If you found the feudal festival of backstabbing that was Final Fantasy Tactics distressingly upbeat and wholesome, perhaps you’ll be more impressed by Never’s End, a new turn and grid-based RPG from Destiny‘s former lead sandbox gameplay designer Ryan Jucket with character designs from Final Fantasy artist Masayoshi Nishimura.
It takes place in a world swamped by creeping undead darkness, and casts you as a warrior spirit wrought of deathless silver. Taking charge of the last surviving village, you will possess and burn away the very souls of townsfolk in order to transform them into battlefield units. Careful, though, because the more villagers you catch in your mirrors and reduce to living weapons, the stronger the Never becomes.
If that were all there were to Never’s End, I might have given it a miss. The other source of intrigue here is that battles put a big emphasis on using spells to modify the terrain and atmospheric conditions. “Temperature, weather, wind, water level, and even the density of the earth beneath your feet can all be manipulated to gain the advantage in combat,” observes the Steam page. “Drain rivers dry or flood the battlefield. Create rain and fog to hamper your enemies, or mighty winds to hurl them over cliffs. Freeze your foes or set them aflame. Reshape earth to gain the high ground, or melt it into deadly lava.”
Sounds like a jolly time. The last tactical RPG I played that meddled with the air and soil this extravagantly was Tenderfoot Tactics, and I’ve been hankering for a similar feat of geomancy. I’m also quite sold on the art style, which suggests a handsome Dreamcast remake of a PS1 game.
Going by the launch description, the campaign will give you the choice of when to mount an assault on the heart of the Never, which pumps out fresh boglins at regular intervals. There’s an open-ended overworld full of jungles, deserts and tundra where you’ll go on hunting missions and pick through the treasures of a forgotten golden age. Very Destiny-ish, indeed.
“Cleanse corrupted settlements, awaken long-dormant temples, unearth lost technology, and then reap the rewards as civilization rebuilds in your wake,” comments the Steam page. The rebuilding theme extends to the founding of new towns, each a source of (willing?) husks for your zombo war effort.

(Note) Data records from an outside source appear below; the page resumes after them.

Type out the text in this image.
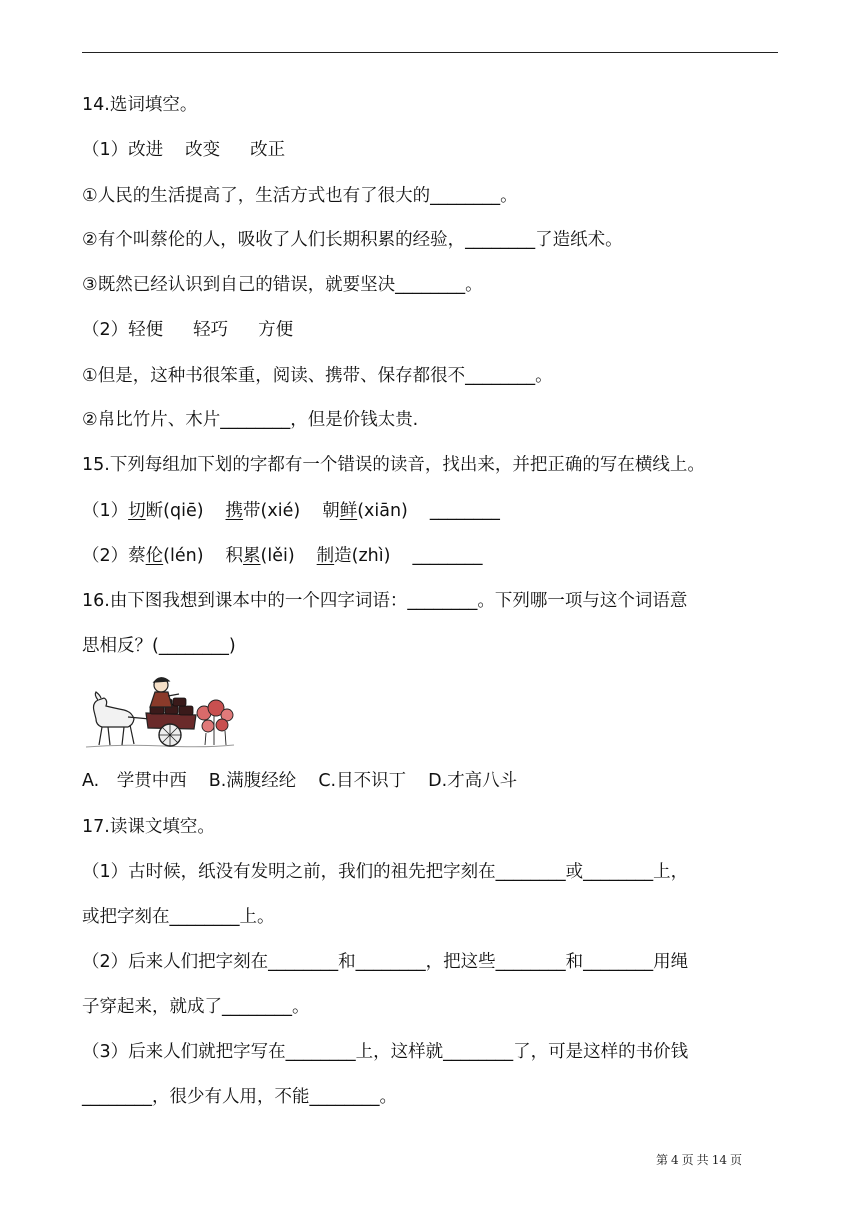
14.选词填空。
（1）改进 改变 改正
①人民的生活提高了，生活方式也有了很大的________。
②有个叫蔡伦的人，吸收了人们长期积累的经验，________了造纸术。
③既然已经认识到自己的错误，就要坚决________。
（2）轻便 轻巧 方便
①但是，这种书很笨重，阅读、携带、保存都很不________。
②帛比竹片、木片________，但是价钱太贵.
15.下列每组加下划的字都有一个错误的读音，找出来，并把正确的写在横线上。
（1）切断(qiē) 携带(xié) 朝鲜(xiān) ________
（2）蔡伦(lén) 积累(lěi) 制造(zhì) ________
16.由下图我想到课本中的一个四字词语：________。下列哪一项与这个词语意
思相反？(________)
A.　学贯中西 B.满腹经纶 C.目不识丁 D.才高八斗
17.读课文填空。
（1）古时候，纸没有发明之前，我们的祖先把字刻在________或________上，
或把字刻在________上。
（2）后来人们把字刻在________和________，把这些________和________用绳
子穿起来，就成了________。
（3）后来人们就把字写在________上，这样就________了，可是这样的书价钱
________，很少有人用，不能________。
第 4 页 共 14 页
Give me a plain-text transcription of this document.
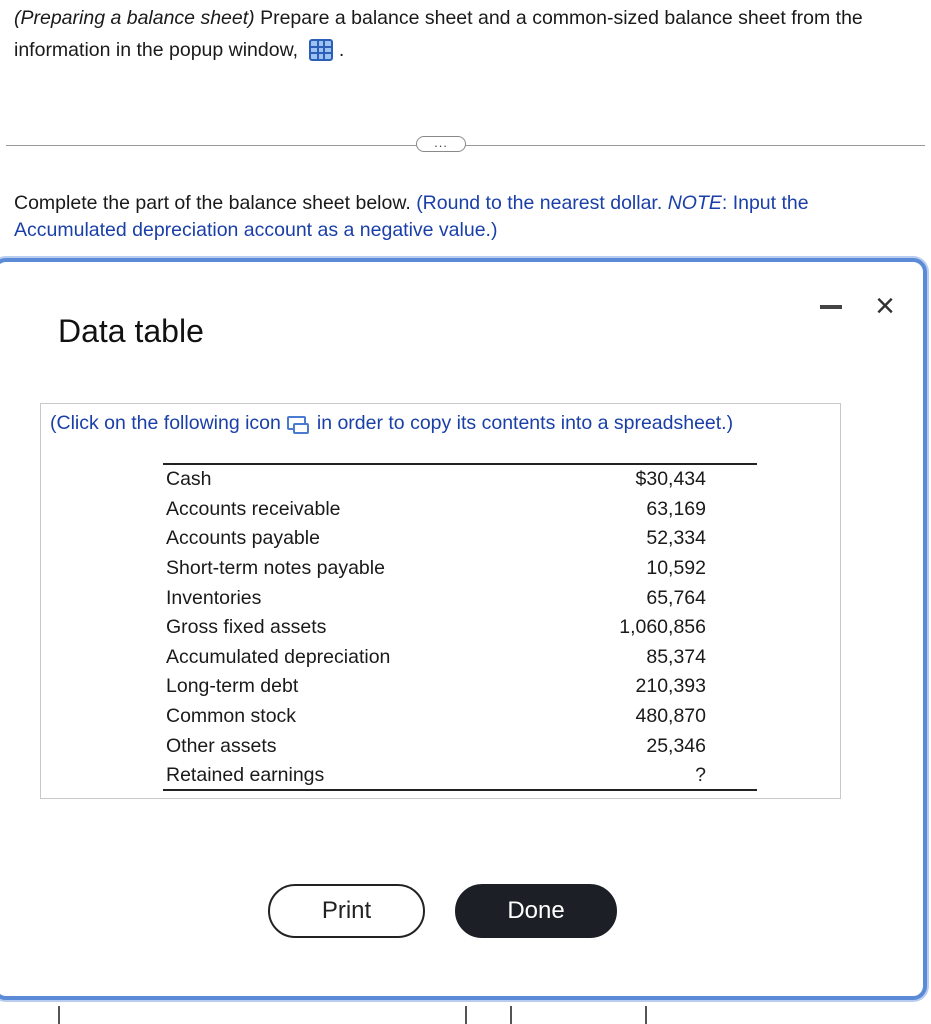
(Preparing a balance sheet) Prepare a balance sheet and a common-sized balance sheet from the information in the popup window,  .
...
Complete the part of the balance sheet below. (Round to the nearest dollar. NOTE: Input the Accumulated depreciation account as a negative value.)
Data table
×
(Click on the following icon in order to copy its contents into a spreadsheet.)
Cash	$30,434
Accounts receivable	63,169
Accounts payable	52,334
Short-term notes payable	10,592
Inventories	65,764
Gross fixed assets	1,060,856
Accumulated depreciation	85,374
Long-term debt	210,393
Common stock	480,870
Other assets	25,346
Retained earnings	?
Print	Done
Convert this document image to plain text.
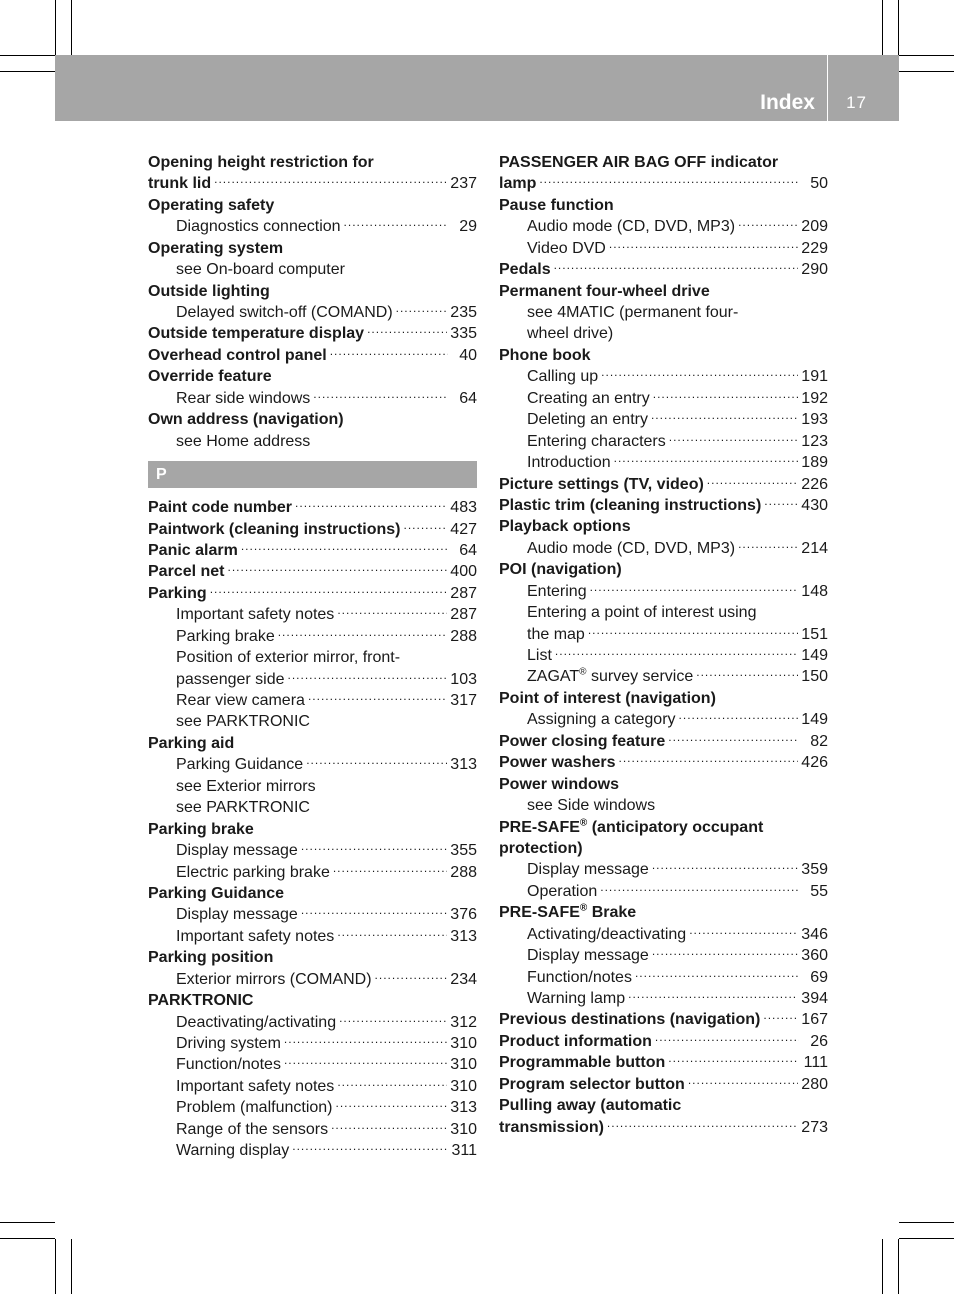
Index 17
Opening height restriction for
trunk lid .....	237
Operating safety
Diagnostics connection .....	29
Operating system
see On-board computer
Outside lighting
Delayed switch-off (COMAND) .....	235
Outside temperature display .....	335
Overhead control panel .....	40
Override feature
Rear side windows .....	64
Own address (navigation)
see Home address
P
Paint code number .....	483
Paintwork (cleaning instructions) .....	427
Panic alarm .....	64
Parcel net .....	400
Parking .....	287
Important safety notes .....	287
Parking brake .....	288
Position of exterior mirror, front-
passenger side .....	103
Rear view camera .....	317
see PARKTRONIC
Parking aid
Parking Guidance .....	313
see Exterior mirrors
see PARKTRONIC
Parking brake
Display message .....	355
Electric parking brake .....	288
Parking Guidance
Display message .....	376
Important safety notes .....	313
Parking position
Exterior mirrors (COMAND) .....	234
PARKTRONIC
Deactivating/activating .....	312
Driving system .....	310
Function/notes .....	310
Important safety notes .....	310
Problem (malfunction) .....	313
Range of the sensors .....	310
Warning display .....	311
PASSENGER AIR BAG OFF indicator
lamp .....	50
Pause function
Audio mode (CD, DVD, MP3) .....	209
Video DVD .....	229
Pedals .....	290
Permanent four-wheel drive
see 4MATIC (permanent four-
wheel drive)
Phone book
Calling up .....	191
Creating an entry .....	192
Deleting an entry .....	193
Entering characters .....	123
Introduction .....	189
Picture settings (TV, video) .....	226
Plastic trim (cleaning instructions) .....	430
Playback options
Audio mode (CD, DVD, MP3) .....	214
POI (navigation)
Entering .....	148
Entering a point of interest using
the map .....	151
List .....	149
ZAGAT® survey service .....	150
Point of interest (navigation)
Assigning a category .....	149
Power closing feature .....	82
Power washers .....	426
Power windows
see Side windows
PRE-SAFE® (anticipatory occupant
protection)
Display message .....	359
Operation .....	55
PRE-SAFE® Brake
Activating/deactivating .....	346
Display message .....	360
Function/notes .....	69
Warning lamp .....	394
Previous destinations (navigation) .....	167
Product information .....	26
Programmable button .....	111
Program selector button .....	280
Pulling away (automatic
transmission) .....	273
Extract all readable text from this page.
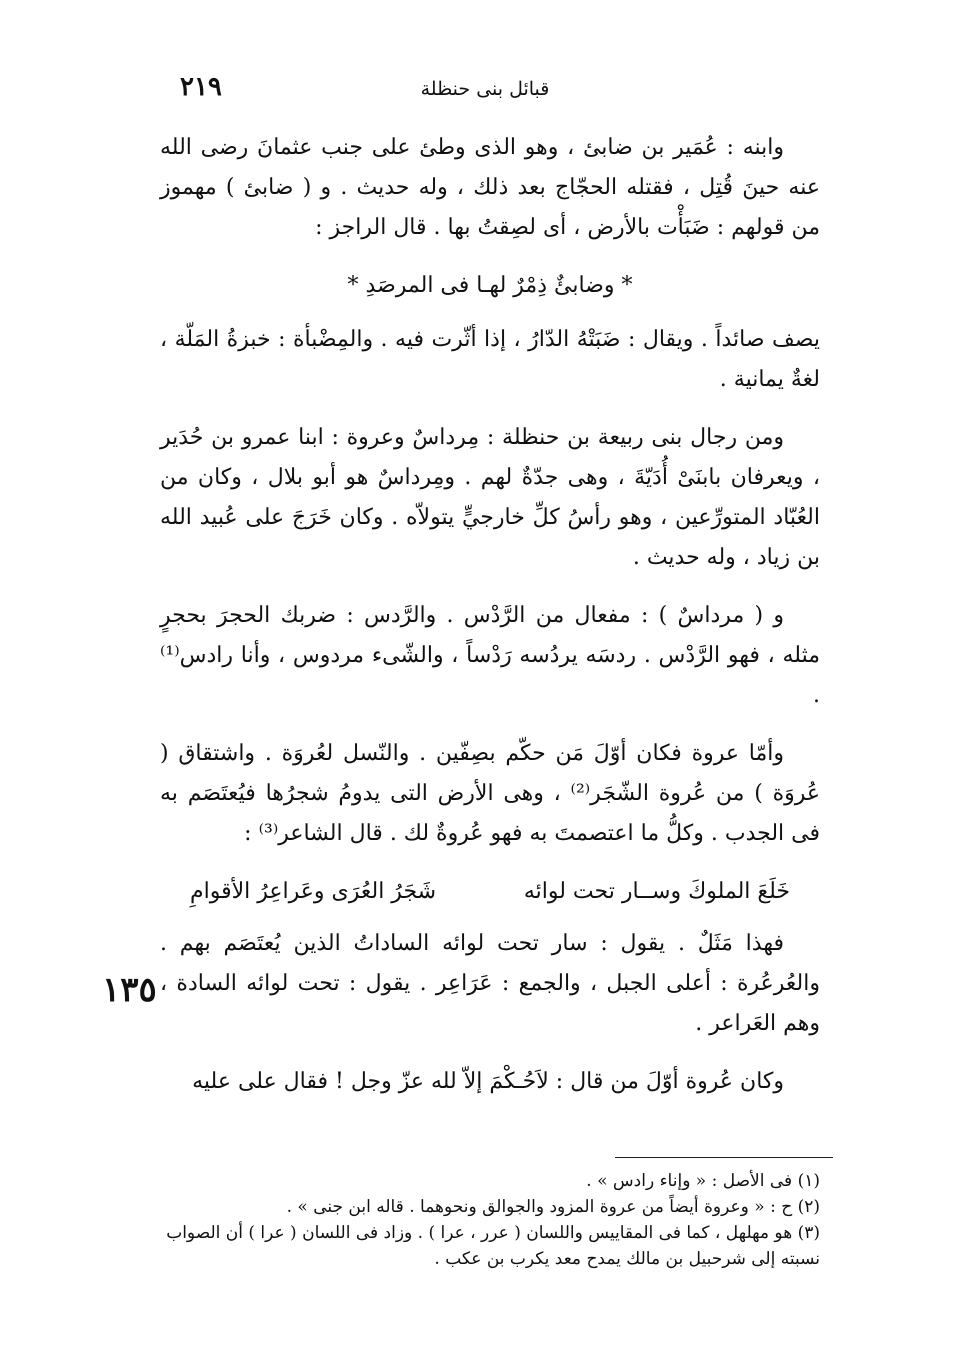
قبائل بنى حنظلة
٢١٩

وابنه : عُمَير بن ضابئ ، وهو الذى وطئ على جنب عثمانَ رضى الله عنه حينَ قُتِل ، فقتله الحجّاج بعد ذلك ، وله حديث . و ( ضابئ ) مهموز من قولهم : ضَبَأْت بالأرض ، أى لصِقتُ بها . قال الراجز :

* وضابئٌ ذِمْرٌ لهـا فى المرصَدِ *

يصف صائداً . ويقال : ضَبَتْهُ الدّارُ ، إذا أثّرت فيه . والمِضْبأة : خبزةُ المَلّة ، لغةٌ يمانية .

ومن رجال بنى ربيعة بن حنظلة : مِرداسٌ وعروة : ابنا عمرو بن حُدَير ، ويعرفان بابنَىْ أُدَيّةَ ، وهى جدّةٌ لهم . ومِرداسٌ هو أبو بلال ، وكان من العُبّاد المتورِّعين ، وهو رأسُ كلِّ خارجيٍّ يتولاّه . وكان خَرَجَ على عُبيد الله بن زياد ، وله حديث .

و ( مرداسٌ ) : مفعال من الرَّدْس . والرَّدس : ضربك الحجرَ بحجرٍ مثله ، فهو الرَّدْس . ردسَه يردُسه رَدْساً ، والشّىء مردوس ، وأنا رادس⁽¹⁾ .

وأمّا عروة فكان أوّلَ مَن حكّم بصِفّين . والنّسل لعُروَة . واشتقاق ( عُروَة ) من عُروة الشّجَر⁽²⁾ ، وهى الأرض التى يدومُ شجرُها فيُعتَصَم به فى الجدب . وكلُّ ما اعتصمتَ به فهو عُروةٌ لك . قال الشاعر⁽³⁾ :

خَلَعَ الملوكَ وســار تحت لوائه
شَجَرُ العُرَى وعَراعِرُ الأقوامِ

فهذا مَثَلٌ . يقول : سار تحت لوائه الساداتُ الذين يُعتَصَم بهم . والعُرعُرة : أعلى الجبل ، والجمع : عَرَاعِر . يقول : تحت لوائه السادة ، وهم العَراعر .

وكان عُروة أوّلَ من قال : لاَحُـكْمَ إلاّ لله عزّ وجل ! فقال على عليه

١٣٥

(١) فى الأصل : « وإناء رادس » .

(٢) ح : « وعروة أيضاً من عروة المزود والجوالق ونحوهما . قاله ابن جنى » .

(٣) هو مهلهل ، كما فى المقاييس واللسان ( عرر ، عرا ) . وزاد فى اللسان ( عرا ) أن الصواب نسبته إلى شرحبيل بن مالك يمدح معد يكرب بن عكب .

Are you the real villain here? Well, put it this way: when you’re felled in combat, you’re reborn at HQ as a rapidly congealing pool of liquid silver. The last time I saw somebody do that it was the T-1000 from Terminator 2, and he did not strike me as promising village management material. If you enjoy the foulness of all this but can’t abide grid-based battlers, maybe check out Against The Storm.